Dort fanden wir nun niedrigere Werte. Die Messungen wurden bis Ende Oktober fortgeführt.
Beobachtungen:
- Der Einfluss von Niederschlag spielt eine Rolle. Je höher die Saugspannung, desto geringer der Wassergehalt im Boden.
- In einer Tiefe von 25 cm ist bei Dauerregen von 24 h eine Absenkung der Saugspannung zahlenmäßig nachweisbar.
- In 50 cm Tiefe wird eine Wirkung auf die Saugspannung erst nach einigen Tagen Regen sichtbar.
- Dies könnte die Erklärung dafür sein, dass auf dem Dinkelberg die Baumwurzeln der Obstbäume sehr niedrig sind und sich bevorzugt in der Breite entwickeln.
- In der Phase von Juli bis August kam es zu Kräuselung der Blätter und Anfälligkeit für Schädlingsbefall.
Ergebnisse:
- Die Tatsache, dass wir die Tensiometer auf 25 cm Eindringtiefe erst im Juli installiert haben und eines der Geräte wegen Mängel auch noch ausgetauscht werden musste, lässt unsere Daten lückenhaft erscheinen.
- Es wurde deutlich, dass die tagelangen Regenfälle ab Sept.25 dazu führten, dass die Schichte auf 50 cm Tiefe genügend Wasser bekam um die Obstbäume ausreichend mit Wasser zu versorgte.
- Von Mai bis Ende August war in 50 cm Tiefe zu wenig Wasser zur Versorgung vorhanden. (siehe auch Diagramm unten)
- In 25 cm Tiefe war die Wasserversorgung im Juli mit 250 – 300 hPa Saugspannung auf der Grenze zur Zusatzbewässerung.
- Nach den Regengüssen im Sept. pendelte sich die Saugspannung auf 25 cm Tiefe bei durchschnittlich 100 hPa ein.

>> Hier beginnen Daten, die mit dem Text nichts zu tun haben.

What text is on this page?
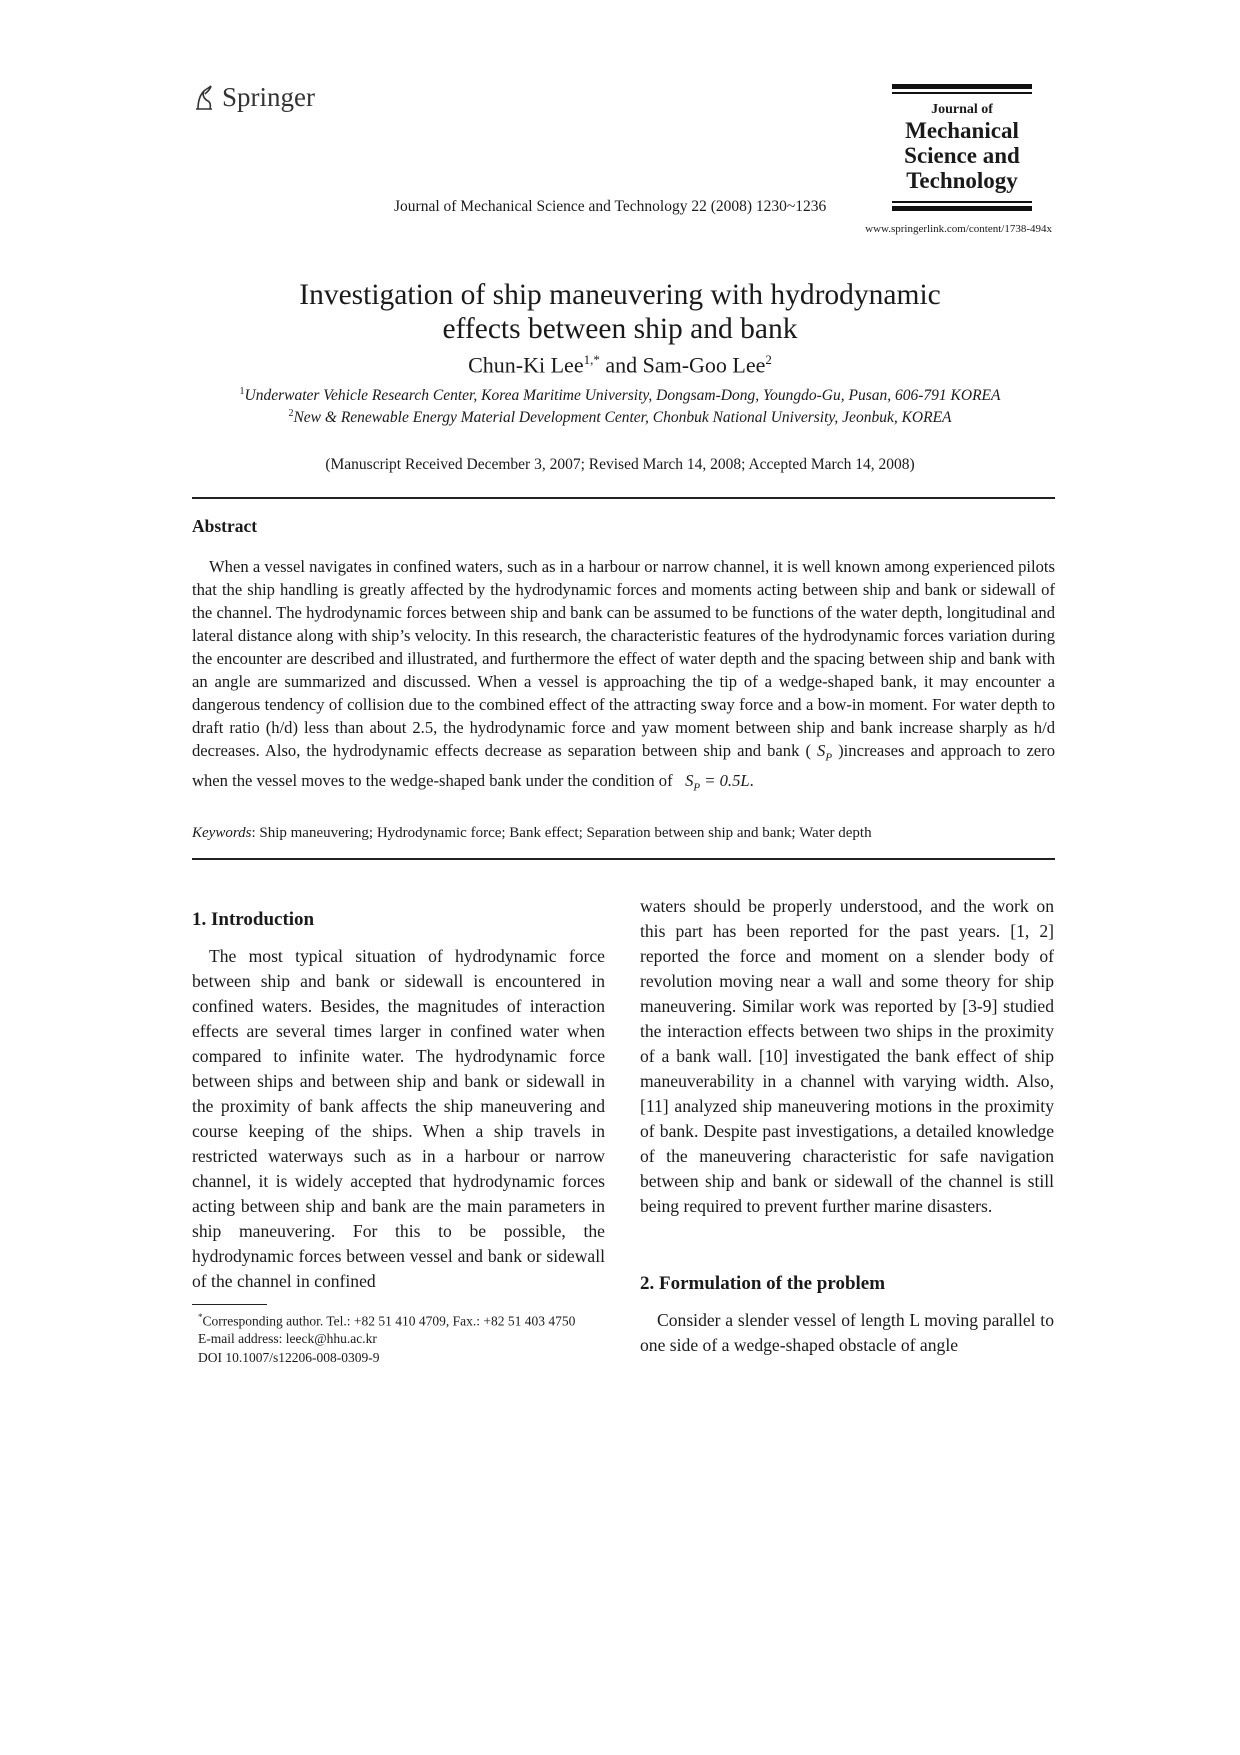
Springer	Journal of
Mechanical
Science and
Technology
Journal of Mechanical Science and Technology 22 (2008) 1230~1236
www.springerlink.com/content/1738-494x
Investigation of ship maneuvering with hydrodynamic
effects between ship and bank
Chun-Ki Lee$^{1,*}$ and Sam-Goo Lee$^2$
$^1$Underwater Vehicle Research Center, Korea Maritime University, Dongsam-Dong, Youngdo-Gu, Pusan, 606-791 KOREA
$^2$New & Renewable Energy Material Development Center, Chonbuk National University, Jeonbuk, KOREA
(Manuscript Received December 3, 2007; Revised March 14, 2008; Accepted March 14, 2008)
Abstract
When a vessel navigates in confined waters, such as in a harbour or narrow channel, it is well known among experienced pilots that the ship handling is greatly affected by the hydrodynamic forces and moments acting between ship and bank or sidewall of the channel. The hydrodynamic forces between ship and bank can be assumed to be functions of the water depth, longitudinal and lateral distance along with ship’s velocity. In this research, the characteristic features of the hydrodynamic forces variation during the encounter are described and illustrated, and furthermore the effect of water depth and the spacing between ship and bank with an angle are summarized and discussed. When a vessel is approaching the tip of a wedge-shaped bank, it may encounter a dangerous tendency of collision due to the combined effect of the attracting sway force and a bow-in moment. For water depth to draft ratio (h/d) less than about 2.5, the hydrodynamic force and yaw moment between ship and bank increase sharply as h/d decreases. Also, the hydrodynamic effects decrease as separation between ship and bank ( $S_P$ )increases and approach to zero when the vessel moves to the wedge-shaped bank under the condition of $S_P = 0.5L$.
Keywords: Ship maneuvering; Hydrodynamic force; Bank effect; Separation between ship and bank; Water depth
1. Introduction
The most typical situation of hydrodynamic force between ship and bank or sidewall is encountered in confined waters. Besides, the magnitudes of interaction effects are several times larger in confined water when compared to infinite water. The hydrodynamic force between ships and between ship and bank or sidewall in the proximity of bank affects the ship maneuvering and course keeping of the ships. When a ship travels in restricted waterways such as in a harbour or narrow channel, it is widely accepted that hydrodynamic forces acting between ship and bank are the main parameters in ship maneuvering. For this to be possible, the hydrodynamic forces between vessel and bank or sidewall of the channel in confined
*Corresponding author. Tel.: +82 51 410 4709, Fax.: +82 51 403 4750
E-mail address: leeck@hhu.ac.kr
DOI 10.1007/s12206-008-0309-9
waters should be properly understood, and the work on this part has been reported for the past years. [1, 2] reported the force and moment on a slender body of revolution moving near a wall and some theory for ship maneuvering. Similar work was reported by [3-9] studied the interaction effects between two ships in the proximity of a bank wall. [10] investigated the bank effect of ship maneuverability in a channel with varying width. Also, [11] analyzed ship maneuvering motions in the proximity of bank. Despite past investigations, a detailed knowledge of the maneuvering characteristic for safe navigation between ship and bank or sidewall of the channel is still being required to prevent further marine disasters.
2. Formulation of the problem
Consider a slender vessel of length L moving parallel to one side of a wedge-shaped obstacle of angle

- Eine besondere Beobachtung war, dass bei 2-3 Tagen Trockenheit zunächst die obere Schicht bis 25 cm Tiefe an Feuchtigkeit verliert, während die tiefere Schicht den Wasservorrat zurückhält.
Konsequenzen:
- Die Messungen werden im Jahr 2026 fortgeführt.
- Die Regentage werden dazu notiert.
- Da jetzt bereits erkennbar ist, dass es offensichtlich eine Phase im Jahr (etwa zwischen Mai und August) gibt die zur Unterversorgung der Obstbäume mit Wasser führt muss man an einer Strategie zu besserer Wasserversorgung arbeiten.